Barbara hadn’t looked herself in the glass of a mirror for days.
She had avoided it up until now, fearing what would be there. She had seen her reflection in the glass of windows, in the grey of metal doors, or even in the dark screen of a TV set turned off. And having already seen clues of it in the thinness of her limbs, or in the paleness of her skin, Barbara had beforehand an idea of what she would find looking back at her. And she knew that she wouldn’t like it.
Yet when she saw it, it still hit her hard.
That night, raising her head, body still shaking with spasms, ears still blocked by the pressure, Barbara found a face in the mirror. A pale thin face with clear eyes. Disheveled hair, obviously dyed judging by its brown roots, and with small frizzed curls everywhere around. She even looked older, with her eyes smaller because of the dark circles below them.
Barbara felt her throat dry.
This was her. This was her face, her hair, her blue eyes. And yet no matter how much she tried, she could barely recognize her own features in the mirror.
This isn’t me, she thought. This isn’t my face. This isn’t my hair.
But it was. Yes, it was. How could she deny it?
Barbara backed off from the sink, feeling a knot start to grow in her chest. She remembered the Doctor’s words from that morning, his voice asking her what she would do after this; if she had someone to take care of her. She remembered him handing her the damn telephone number. She felt angry. She was not crazy. She had always hated people calling her that. She was not crazy. Barbara lifted her eyes once again towards the mirror. This wasn’t her, at least not her as she used to be.

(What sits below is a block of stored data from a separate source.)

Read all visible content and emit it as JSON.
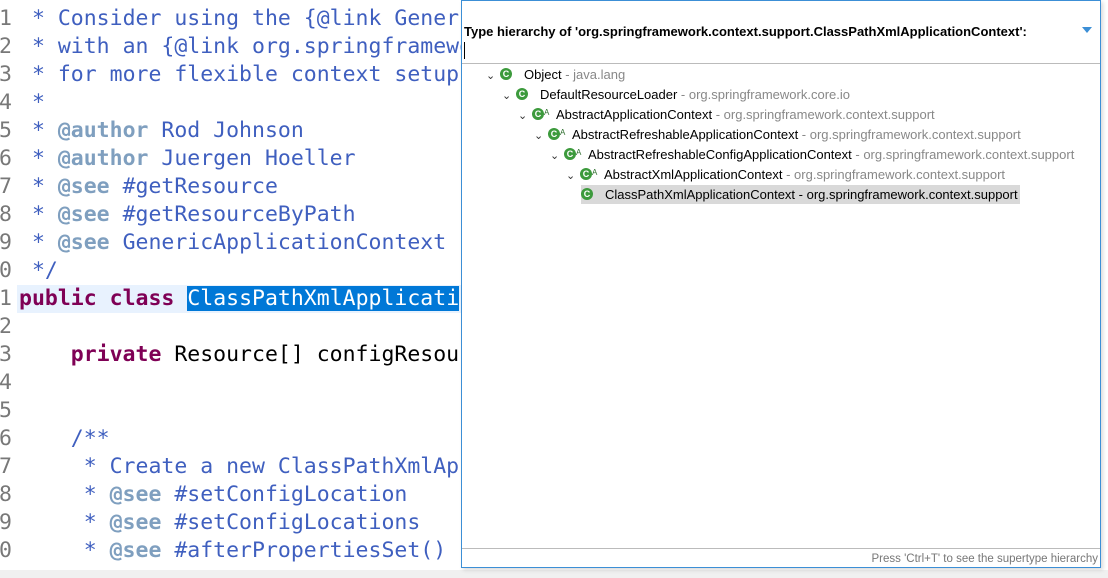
{
  "editor": {
    "line_numbers": [
      "1",
      "2",
      "3",
      "4",
      "5",
      "6",
      "7",
      "8",
      "9",
      "0",
      "1",
      "2",
      "3",
      "4",
      "5",
      "6",
      "7",
      "8",
      "9",
      "0"
    ],
    "lines": [
      [
        {
          "t": " * ",
          "c": "cm"
        },
        {
          "t": "Consider using the {@link GenericApplicationContext} class",
          "c": "cm"
        }
      ],
      [
        {
          "t": " * ",
          "c": "cm"
        },
        {
          "t": "with an {@link org.springframework",
          "c": "cm"
        }
      ],
      [
        {
          "t": " * ",
          "c": "cm"
        },
        {
          "t": "for more flexible context setup",
          "c": "cm"
        }
      ],
      [
        {
          "t": " *",
          "c": "cm"
        }
      ],
      [
        {
          "t": " * ",
          "c": "cm"
        },
        {
          "t": "@author",
          "c": "tag"
        },
        {
          "t": " Rod Johnson",
          "c": "cm"
        }
      ],
      [
        {
          "t": " * ",
          "c": "cm"
        },
        {
          "t": "@author",
          "c": "tag"
        },
        {
          "t": " Juergen Hoeller",
          "c": "cm"
        }
      ],
      [
        {
          "t": " * ",
          "c": "cm"
        },
        {
          "t": "@see",
          "c": "tag"
        },
        {
          "t": " #getResource",
          "c": "cm"
        }
      ],
      [
        {
          "t": " * ",
          "c": "cm"
        },
        {
          "t": "@see",
          "c": "tag"
        },
        {
          "t": " #getResourceByPath",
          "c": "cm"
        }
      ],
      [
        {
          "t": " * ",
          "c": "cm"
        },
        {
          "t": "@see",
          "c": "tag"
        },
        {
          "t": " GenericApplicationContext",
          "c": "cm"
        }
      ],
      [
        {
          "t": " */",
          "c": "cm"
        }
      ],
      [
        {
          "t": "public",
          "c": "kw"
        },
        {
          "t": " "
        },
        {
          "t": "class",
          "c": "kw"
        },
        {
          "t": " "
        },
        {
          "t": "ClassPathXmlApplicati",
          "c": "sel"
        }
      ],
      [],
      [
        {
          "t": "    "
        },
        {
          "t": "private",
          "c": "kw"
        },
        {
          "t": " Resource[] configResou"
        }
      ],
      [],
      [],
      [
        {
          "t": "    /**",
          "c": "cm"
        }
      ],
      [
        {
          "t": "     * Create a new ClassPathXmlAp",
          "c": "cm"
        }
      ],
      [
        {
          "t": "     * ",
          "c": "cm"
        },
        {
          "t": "@see",
          "c": "tag"
        },
        {
          "t": " #setConfigLocation",
          "c": "cm"
        }
      ],
      [
        {
          "t": "     * ",
          "c": "cm"
        },
        {
          "t": "@see",
          "c": "tag"
        },
        {
          "t": " #setConfigLocations",
          "c": "cm"
        }
      ],
      [
        {
          "t": "     * ",
          "c": "cm"
        },
        {
          "t": "@see",
          "c": "tag"
        },
        {
          "t": " #afterPropertiesSet()",
          "c": "cm"
        }
      ]
    ]
  },
  "popup": {
    "title": "Type hierarchy of 'org.springframework.context.support.ClassPathXmlApplicationContext':",
    "filter_value": "",
    "tree": [
      {
        "name": "Object",
        "package": "java.lang",
        "abstract": false
      },
      {
        "name": "DefaultResourceLoader",
        "package": "org.springframework.core.io",
        "abstract": false
      },
      {
        "name": "AbstractApplicationContext",
        "package": "org.springframework.context.support",
        "abstract": true
      },
      {
        "name": "AbstractRefreshableApplicationContext",
        "package": "org.springframework.context.support",
        "abstract": true
      },
      {
        "name": "AbstractRefreshableConfigApplicationContext",
        "package": "org.springframework.context.support",
        "abstract": true
      },
      {
        "name": "AbstractXmlApplicationContext",
        "package": "org.springframework.context.support",
        "abstract": true
      },
      {
        "name": "ClassPathXmlApplicationContext",
        "package": "org.springframework.context.support",
        "abstract": false,
        "selected": true
      }
    ],
    "separator": " - ",
    "hint": "Press 'Ctrl+T' to see the supertype hierarchy",
    "accent": "#3c8fd6"
  }
}
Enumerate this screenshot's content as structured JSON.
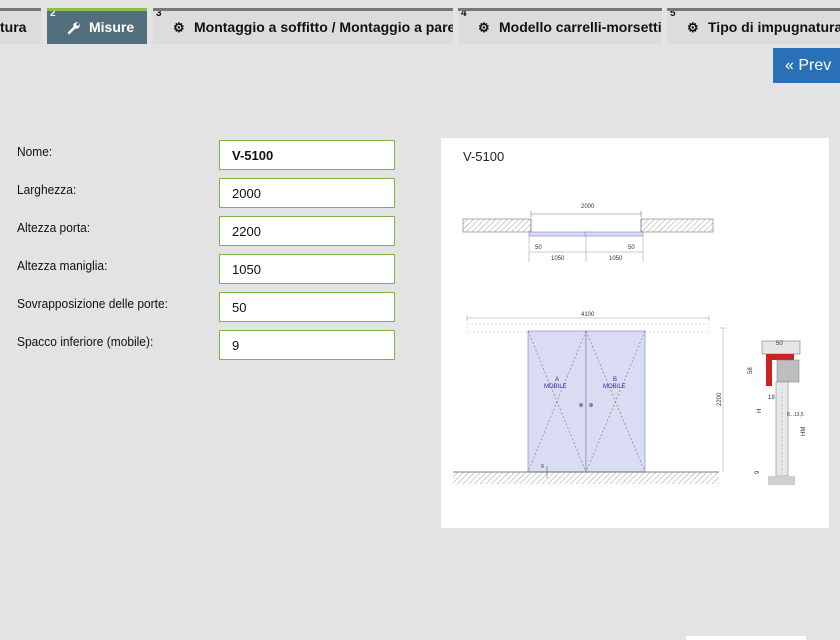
{
  "tabs": [
    {
      "num": "",
      "icon": "",
      "label": "tura",
      "active": false
    },
    {
      "num": "2",
      "icon": "wrench-icon",
      "label": "Misure",
      "active": true
    },
    {
      "num": "3",
      "icon": "gear-icon",
      "label": "Montaggio a soffitto / Montaggio a parete",
      "active": false
    },
    {
      "num": "4",
      "icon": "gear-icon",
      "label": "Modello carrelli-morsetti",
      "active": false
    },
    {
      "num": "5",
      "icon": "gear-icon",
      "label": "Tipo di impugnatura",
      "active": false
    }
  ],
  "prev_button": {
    "label": "« Prev"
  },
  "form": {
    "fields": [
      {
        "label": "Nome:",
        "value": "V-5100"
      },
      {
        "label": "Larghezza:",
        "value": "2000"
      },
      {
        "label": "Altezza porta:",
        "value": "2200"
      },
      {
        "label": "Altezza maniglia:",
        "value": "1050"
      },
      {
        "label": "Sovrapposizione delle porte:",
        "value": "50"
      },
      {
        "label": "Spacco inferiore (mobile):",
        "value": "9"
      }
    ]
  },
  "diagram": {
    "title": "V-5100",
    "top_view": {
      "width": "2000",
      "overlap_left": "50",
      "overlap_right": "50",
      "half_left": "1050",
      "half_right": "1050"
    },
    "front_view": {
      "total_width": "4100",
      "height": "2200",
      "gap": "9",
      "leaf_a": "A",
      "leaf_a_sub": "MOBILE",
      "leaf_b": "B",
      "leaf_b_sub": "MOBILE"
    },
    "section": {
      "top": "50",
      "rail": "58",
      "offset": "19",
      "h": "H",
      "hm": "HM",
      "handle": "8...13,5",
      "bottom": "9"
    }
  }
}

Once she was a good, ordinary woman.
A beautiful woman.
With a job.
But that wasn’t her anymore. Something had changed in her inner chemistry; something bad and irreversible. Barbara saw her features slowly changing in the mirror; her eyes cracking, her cheeks turning red, her mouth curving in a hideous grin. Barbara cried, feeling the cold drops run down her cheeks and neck. She buried her face in her hands, not wanting to see herself ever again. All her insides were burning. She felt small, embracing herself against the bathroom wall. She could hear someone knocking at the door behind her, but she didn’t care. She cried louder and then louder, until her throat hurt and she thought that she must have woken up the entire hospital.
Barbara felt her body hitting the ceramic floor. At the door, voices were starting to call her. But she kept on ignoring them. All she wanted was to scream, to hit something, to break the mirror in a million pieces. She hadn’t cried like this since she was a little girl.
Maybe she was crazy, she thought.
Because only a crazy person would get herself into a situation like this one.
She did not hear the bathroom lock being broken, nor the nurses rushing inside. But she did feel the unknown hands taking her by her arms and legs, trying to lift her up. Then she got scared. She fought back. She felt herself been carried across the hallways. Around her people told her to calm down, but she couldn’t. Her heart was beating so fast she could hear it in her ears.
The nurses brought her back to her room with the help of some doctors. They put her in her bed once again; she could feel them grabbing for her ankles and wrists, tying her up with something. She sobbed, vainly trying to kick them, just to be grabbed once again, this time stronger. Then it was that same pinch again, this time on Barbara’s left arm. She exhaled, her pupils moved fast from one side to the other. Slowly, everything got smoother. No one was touching her anymore. All burning had disappeared. Doped, Barbara let her head rest in the pillow and fall asleep once again.